In practice, multimodal workflows greatly enhance human interpretation. Customer service AI agents can read your messages, analyze your tone of voice, and interpret screenshots and videos of issues. In healthcare, models can fuse patient records, medical images, and sensor data to support more accurate diagnosis and personalized treatment plans. In retail and e-commerce, multimodal agents can process reviews, product images, and usage videos to better understand customer preferences, improve recommendations, and identify fraud.
#5 Moving from AI as a feature to invisible integration
The most successful AI systems do not advertise themselves. They blend into your workflow and silently increase productivity without causing friction for your employees or customers. Invisible AI means automation is built-in, consistent, and intuitive. This becomes an environment within which the team operates, rather than a feature that the team must learn how to use. When systems are continuously evaluated, humans and AI can seamlessly work together to accelerate work.

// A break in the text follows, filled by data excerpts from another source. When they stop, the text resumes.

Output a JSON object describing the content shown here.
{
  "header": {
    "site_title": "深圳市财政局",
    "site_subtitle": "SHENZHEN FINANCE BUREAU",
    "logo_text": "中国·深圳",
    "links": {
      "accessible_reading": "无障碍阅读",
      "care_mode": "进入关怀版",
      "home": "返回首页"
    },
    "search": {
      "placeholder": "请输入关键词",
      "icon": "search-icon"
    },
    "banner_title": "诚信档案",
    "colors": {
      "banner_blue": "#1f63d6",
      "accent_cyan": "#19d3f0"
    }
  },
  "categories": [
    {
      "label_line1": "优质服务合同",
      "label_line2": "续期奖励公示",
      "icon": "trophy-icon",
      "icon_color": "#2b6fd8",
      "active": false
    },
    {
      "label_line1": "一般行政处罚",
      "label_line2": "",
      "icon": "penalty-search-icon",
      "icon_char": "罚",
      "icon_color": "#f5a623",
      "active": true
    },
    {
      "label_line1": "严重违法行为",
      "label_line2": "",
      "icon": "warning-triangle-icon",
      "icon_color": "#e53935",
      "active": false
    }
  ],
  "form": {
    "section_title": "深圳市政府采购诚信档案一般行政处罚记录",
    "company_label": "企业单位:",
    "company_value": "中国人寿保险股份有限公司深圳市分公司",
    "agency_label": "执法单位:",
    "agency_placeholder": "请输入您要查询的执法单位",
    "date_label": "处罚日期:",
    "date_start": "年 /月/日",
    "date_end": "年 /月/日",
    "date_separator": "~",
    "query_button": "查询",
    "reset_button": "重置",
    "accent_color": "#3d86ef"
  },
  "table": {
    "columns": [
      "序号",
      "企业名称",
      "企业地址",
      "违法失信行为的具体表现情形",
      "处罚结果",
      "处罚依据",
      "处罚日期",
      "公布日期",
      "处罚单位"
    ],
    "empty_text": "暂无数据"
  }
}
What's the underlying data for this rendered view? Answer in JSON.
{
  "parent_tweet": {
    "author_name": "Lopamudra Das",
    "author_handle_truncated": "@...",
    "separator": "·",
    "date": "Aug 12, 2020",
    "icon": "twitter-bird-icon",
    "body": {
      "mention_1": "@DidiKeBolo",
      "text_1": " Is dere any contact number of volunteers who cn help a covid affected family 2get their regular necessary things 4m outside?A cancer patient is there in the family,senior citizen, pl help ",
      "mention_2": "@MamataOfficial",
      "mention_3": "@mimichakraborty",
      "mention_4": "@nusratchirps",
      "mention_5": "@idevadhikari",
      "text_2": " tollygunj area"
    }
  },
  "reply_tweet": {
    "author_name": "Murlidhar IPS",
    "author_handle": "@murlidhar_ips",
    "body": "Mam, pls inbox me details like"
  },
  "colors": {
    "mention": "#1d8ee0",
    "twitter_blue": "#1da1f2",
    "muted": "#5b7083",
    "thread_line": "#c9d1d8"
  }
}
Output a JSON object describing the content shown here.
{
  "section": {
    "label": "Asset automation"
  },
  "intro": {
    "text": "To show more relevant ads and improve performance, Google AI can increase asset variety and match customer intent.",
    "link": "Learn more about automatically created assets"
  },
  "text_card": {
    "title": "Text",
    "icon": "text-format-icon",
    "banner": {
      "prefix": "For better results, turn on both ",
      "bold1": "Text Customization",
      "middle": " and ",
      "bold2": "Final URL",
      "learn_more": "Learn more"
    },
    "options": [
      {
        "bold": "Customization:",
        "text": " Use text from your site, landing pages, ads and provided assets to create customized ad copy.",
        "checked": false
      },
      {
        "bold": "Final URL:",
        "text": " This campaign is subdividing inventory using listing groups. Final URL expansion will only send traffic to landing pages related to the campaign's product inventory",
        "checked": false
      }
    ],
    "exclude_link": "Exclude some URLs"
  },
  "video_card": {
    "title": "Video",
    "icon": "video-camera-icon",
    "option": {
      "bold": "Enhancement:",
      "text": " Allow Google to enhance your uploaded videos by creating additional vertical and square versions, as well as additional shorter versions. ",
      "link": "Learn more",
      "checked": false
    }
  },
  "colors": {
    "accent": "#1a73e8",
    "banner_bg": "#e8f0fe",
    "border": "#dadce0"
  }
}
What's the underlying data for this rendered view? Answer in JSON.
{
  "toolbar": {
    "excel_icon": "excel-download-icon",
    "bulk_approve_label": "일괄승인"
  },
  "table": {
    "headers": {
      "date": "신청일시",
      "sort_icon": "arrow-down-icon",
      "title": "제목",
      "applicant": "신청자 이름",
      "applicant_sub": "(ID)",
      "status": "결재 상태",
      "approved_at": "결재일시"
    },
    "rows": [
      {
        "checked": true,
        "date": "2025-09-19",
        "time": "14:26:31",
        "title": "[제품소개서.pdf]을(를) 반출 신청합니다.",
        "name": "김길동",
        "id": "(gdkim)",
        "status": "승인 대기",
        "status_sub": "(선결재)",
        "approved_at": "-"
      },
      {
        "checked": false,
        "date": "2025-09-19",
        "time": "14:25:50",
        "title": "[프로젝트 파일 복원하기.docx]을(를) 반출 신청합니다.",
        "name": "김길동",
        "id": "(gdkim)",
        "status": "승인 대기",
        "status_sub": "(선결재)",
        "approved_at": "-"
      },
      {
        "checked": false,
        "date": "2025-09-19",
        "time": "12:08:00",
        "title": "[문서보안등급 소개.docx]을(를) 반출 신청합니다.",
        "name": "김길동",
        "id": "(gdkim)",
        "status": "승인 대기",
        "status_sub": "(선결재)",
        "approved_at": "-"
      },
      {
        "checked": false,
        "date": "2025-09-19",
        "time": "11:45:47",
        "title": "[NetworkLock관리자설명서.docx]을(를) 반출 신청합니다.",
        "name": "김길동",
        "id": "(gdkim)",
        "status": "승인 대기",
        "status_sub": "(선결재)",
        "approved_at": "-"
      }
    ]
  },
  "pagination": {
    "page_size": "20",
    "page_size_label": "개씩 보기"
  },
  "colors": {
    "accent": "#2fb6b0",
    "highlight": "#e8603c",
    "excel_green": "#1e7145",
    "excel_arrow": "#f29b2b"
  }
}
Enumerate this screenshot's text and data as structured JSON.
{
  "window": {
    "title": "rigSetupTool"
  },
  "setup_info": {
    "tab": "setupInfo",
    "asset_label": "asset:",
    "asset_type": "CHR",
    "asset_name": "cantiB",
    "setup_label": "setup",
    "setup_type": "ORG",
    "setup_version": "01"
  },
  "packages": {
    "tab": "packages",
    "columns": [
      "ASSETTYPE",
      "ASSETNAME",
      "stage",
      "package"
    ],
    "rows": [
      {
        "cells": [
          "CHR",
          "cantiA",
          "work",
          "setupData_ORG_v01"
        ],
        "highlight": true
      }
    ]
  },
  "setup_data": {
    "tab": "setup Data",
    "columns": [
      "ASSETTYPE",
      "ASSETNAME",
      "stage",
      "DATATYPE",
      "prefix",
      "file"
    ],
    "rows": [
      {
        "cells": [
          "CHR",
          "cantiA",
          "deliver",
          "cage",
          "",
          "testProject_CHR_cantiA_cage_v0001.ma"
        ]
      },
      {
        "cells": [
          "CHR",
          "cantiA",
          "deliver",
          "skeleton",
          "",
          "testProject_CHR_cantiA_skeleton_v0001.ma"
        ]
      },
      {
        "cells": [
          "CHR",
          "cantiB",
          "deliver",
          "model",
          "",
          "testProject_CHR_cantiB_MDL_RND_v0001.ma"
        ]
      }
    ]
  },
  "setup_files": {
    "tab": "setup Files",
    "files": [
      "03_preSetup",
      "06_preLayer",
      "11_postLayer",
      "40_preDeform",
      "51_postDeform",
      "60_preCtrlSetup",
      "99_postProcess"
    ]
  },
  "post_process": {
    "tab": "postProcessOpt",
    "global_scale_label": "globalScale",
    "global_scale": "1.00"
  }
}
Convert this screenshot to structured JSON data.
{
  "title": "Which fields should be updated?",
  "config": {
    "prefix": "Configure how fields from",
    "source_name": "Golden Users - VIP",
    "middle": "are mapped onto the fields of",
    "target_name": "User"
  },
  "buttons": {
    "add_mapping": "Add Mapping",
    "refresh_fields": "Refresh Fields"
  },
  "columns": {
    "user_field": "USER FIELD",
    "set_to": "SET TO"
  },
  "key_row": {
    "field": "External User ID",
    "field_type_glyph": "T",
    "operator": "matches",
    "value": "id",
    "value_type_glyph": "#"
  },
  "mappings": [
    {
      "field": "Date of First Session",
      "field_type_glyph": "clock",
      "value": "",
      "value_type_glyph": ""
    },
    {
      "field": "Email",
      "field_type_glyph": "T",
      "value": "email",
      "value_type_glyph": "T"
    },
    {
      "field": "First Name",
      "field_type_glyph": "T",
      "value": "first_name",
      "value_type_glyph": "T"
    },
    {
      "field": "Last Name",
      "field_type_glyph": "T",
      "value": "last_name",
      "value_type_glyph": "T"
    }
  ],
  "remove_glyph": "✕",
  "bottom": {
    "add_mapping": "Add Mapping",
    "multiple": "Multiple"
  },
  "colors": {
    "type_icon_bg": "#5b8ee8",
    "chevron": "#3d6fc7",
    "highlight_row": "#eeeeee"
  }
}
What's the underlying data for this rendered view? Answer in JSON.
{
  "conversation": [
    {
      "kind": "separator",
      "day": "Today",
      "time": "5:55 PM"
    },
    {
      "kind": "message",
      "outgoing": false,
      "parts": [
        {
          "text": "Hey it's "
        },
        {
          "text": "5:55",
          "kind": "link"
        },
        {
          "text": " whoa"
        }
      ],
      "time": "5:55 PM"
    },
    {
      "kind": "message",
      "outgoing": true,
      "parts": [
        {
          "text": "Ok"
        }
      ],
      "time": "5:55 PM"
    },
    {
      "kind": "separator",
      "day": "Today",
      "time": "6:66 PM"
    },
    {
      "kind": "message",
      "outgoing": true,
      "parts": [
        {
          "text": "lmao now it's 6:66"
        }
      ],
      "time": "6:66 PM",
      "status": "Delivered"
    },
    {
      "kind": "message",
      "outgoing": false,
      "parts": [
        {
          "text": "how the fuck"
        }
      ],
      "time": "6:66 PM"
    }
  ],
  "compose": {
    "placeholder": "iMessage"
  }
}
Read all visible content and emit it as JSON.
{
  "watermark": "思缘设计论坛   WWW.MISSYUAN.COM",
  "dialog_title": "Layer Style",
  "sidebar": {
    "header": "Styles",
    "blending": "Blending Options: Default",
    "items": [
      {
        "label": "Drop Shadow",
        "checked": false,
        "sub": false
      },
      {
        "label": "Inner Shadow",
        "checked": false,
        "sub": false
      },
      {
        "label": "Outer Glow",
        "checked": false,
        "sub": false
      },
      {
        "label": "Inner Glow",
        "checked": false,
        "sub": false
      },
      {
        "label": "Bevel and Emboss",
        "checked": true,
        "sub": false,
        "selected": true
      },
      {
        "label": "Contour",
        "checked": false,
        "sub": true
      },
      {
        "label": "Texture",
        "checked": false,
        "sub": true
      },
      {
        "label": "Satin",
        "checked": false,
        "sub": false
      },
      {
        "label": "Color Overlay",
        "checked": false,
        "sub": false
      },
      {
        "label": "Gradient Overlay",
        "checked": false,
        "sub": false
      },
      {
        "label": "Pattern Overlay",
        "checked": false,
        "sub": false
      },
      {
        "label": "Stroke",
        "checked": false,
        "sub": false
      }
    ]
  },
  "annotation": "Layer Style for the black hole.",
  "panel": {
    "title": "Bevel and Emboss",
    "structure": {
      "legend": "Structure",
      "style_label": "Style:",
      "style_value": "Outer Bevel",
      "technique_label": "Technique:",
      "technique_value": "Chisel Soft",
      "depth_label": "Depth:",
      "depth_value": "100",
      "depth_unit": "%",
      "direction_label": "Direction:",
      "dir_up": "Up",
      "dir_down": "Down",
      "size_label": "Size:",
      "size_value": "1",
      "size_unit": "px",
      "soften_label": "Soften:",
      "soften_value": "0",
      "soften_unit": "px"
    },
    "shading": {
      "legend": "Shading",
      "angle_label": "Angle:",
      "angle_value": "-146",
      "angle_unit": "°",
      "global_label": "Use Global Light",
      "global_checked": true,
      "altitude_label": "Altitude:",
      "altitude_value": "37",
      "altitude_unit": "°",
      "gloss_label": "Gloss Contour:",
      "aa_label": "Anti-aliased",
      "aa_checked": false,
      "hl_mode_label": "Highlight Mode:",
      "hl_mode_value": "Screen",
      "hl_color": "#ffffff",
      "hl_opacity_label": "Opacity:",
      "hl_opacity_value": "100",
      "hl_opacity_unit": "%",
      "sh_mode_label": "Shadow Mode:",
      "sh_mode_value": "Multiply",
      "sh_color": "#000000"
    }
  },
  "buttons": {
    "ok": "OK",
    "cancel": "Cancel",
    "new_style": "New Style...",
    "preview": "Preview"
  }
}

#6 Continued focus on skills
As AI agents become embedded in daily operations, organizations must continue to invest in their talent. This includes not only building systems, but also teaching them how to manage, coach, and collaborate with them. You don’t have to be a data expert to reap the benefits. For example, marketers who automate data entry primarily need prompting and workflow skills to instruct AI agents to take over the work.
2026: AI will help you understand your business better
These six changes will redefine how companies use AI. Domain-specific sovereign agents make AI business-ready. Orchestration, continuous evaluation, and multimodality make it reliable and effective at scale. Invisible integration and strong skills make it a natural fit for your daily work.
The organizations that will win in 2026 will not be those with the largest models, but those that build strong data and AI governance, deploy domain-aware agents as trusted colleagues, and continue to evolve the way their employees and systems learn from each other.
Nick Eayrs is Vice President of Field Engineering (Asia Pacific and Japan) at Databricks.